The data processing inequality is then used to remove the majority of indirect candidate interactions that is inferred by co-expression methods. The algorithm provides a way of using microarray data to expose the functional mechanisms that underlie the cellular processes.
2.2.4 Cytoscape
Cytoscape is an open source software platform used primarily for the visualisation of molecular interaction networks, whilst also integrating gene expression profiles and other state data (Shannon et al. 2003). Cytoscape core distribution provides a basic set of features for data integration, analysis, and visualization. Allowing you to change how the network is visually presented as well as sorting the data by whatever value you have used to quantify
interactions. For example when looking at MI you can sort the data so that any interactions with an MI lower than a set threshold are deleted. This helps to identify the strongest interactions in the data. Additional features can be added to Cytoscape, known as apps. Throughout this thesis I have used two
“clusterMaker” and “PhenomeScape”.
2.2.4.1 clusterMaker
clusterMaker is an open source Cytoscape app that contains multiple different clustering algorithms, which allow you to locate distinct clusters of genes in your
59
network that interact with each other (Morris et al. 2011). These can then be presented as hierarchical groups of nodes that can be exported to other
programs to determine the processes governed by this specific group of genes.

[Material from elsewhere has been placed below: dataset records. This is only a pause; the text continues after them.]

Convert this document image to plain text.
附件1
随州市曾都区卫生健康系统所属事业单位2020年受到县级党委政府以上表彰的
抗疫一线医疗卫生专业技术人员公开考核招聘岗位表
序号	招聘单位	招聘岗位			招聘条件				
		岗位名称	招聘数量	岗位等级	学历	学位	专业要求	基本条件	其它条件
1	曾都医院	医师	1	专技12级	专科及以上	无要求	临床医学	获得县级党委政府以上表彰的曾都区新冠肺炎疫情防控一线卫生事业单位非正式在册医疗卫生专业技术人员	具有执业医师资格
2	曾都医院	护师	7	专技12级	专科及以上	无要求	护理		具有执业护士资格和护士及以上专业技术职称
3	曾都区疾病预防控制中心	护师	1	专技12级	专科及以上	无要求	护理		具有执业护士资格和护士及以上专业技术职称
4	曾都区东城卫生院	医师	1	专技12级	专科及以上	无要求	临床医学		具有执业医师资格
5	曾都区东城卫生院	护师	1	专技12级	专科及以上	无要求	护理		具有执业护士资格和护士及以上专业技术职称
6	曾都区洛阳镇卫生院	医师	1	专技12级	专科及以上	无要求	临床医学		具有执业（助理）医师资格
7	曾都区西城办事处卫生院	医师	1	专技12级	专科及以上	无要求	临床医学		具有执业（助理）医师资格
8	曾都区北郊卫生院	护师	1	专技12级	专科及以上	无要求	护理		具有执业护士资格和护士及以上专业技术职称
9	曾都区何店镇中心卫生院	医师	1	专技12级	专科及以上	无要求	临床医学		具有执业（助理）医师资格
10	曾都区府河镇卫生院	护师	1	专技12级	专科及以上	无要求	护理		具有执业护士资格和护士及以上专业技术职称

Community clustering (GLay) was used as it is powerful tool that can quickly identify groups of genes that interact exclusively with each other (Su et al.
2010). It then presents these clusters in a uniform order, with the largest cluster at the beginning followed by smaller clusters, leading to single genes at the end.
2.2.5 DAVID
The Database for Annotation, Visualization and Integrated Discovery (DAVID) is an integrated biological knowledgebase that contains analytical tools for
extracting biological meaning from gene lists (Huang et al. 2009). It requires a gene input list containing common identifiers, such as official gene symbols.
The DAVID Bioinformatics Resources consists of five integrated, web-based functional annotation tool suites: the DAVID Gene Functional Classification Tool, the Functional Annotation Tool, the Gene ID Conversion Tool, the Gene Name Viewer and the DAVID NIAID Pathogen Genome Browser. I made use of the DAVID Gene Functional Classification Tool, which allows functional
annotation clustering of a gene list based on enriched biological themes. This means by using pre-selected biological themes, such as GO term or KEGG pathways, the system can then look for terms that contain a significant number of your gene list. This provides an idea of biological functions your gene list could be responsible for.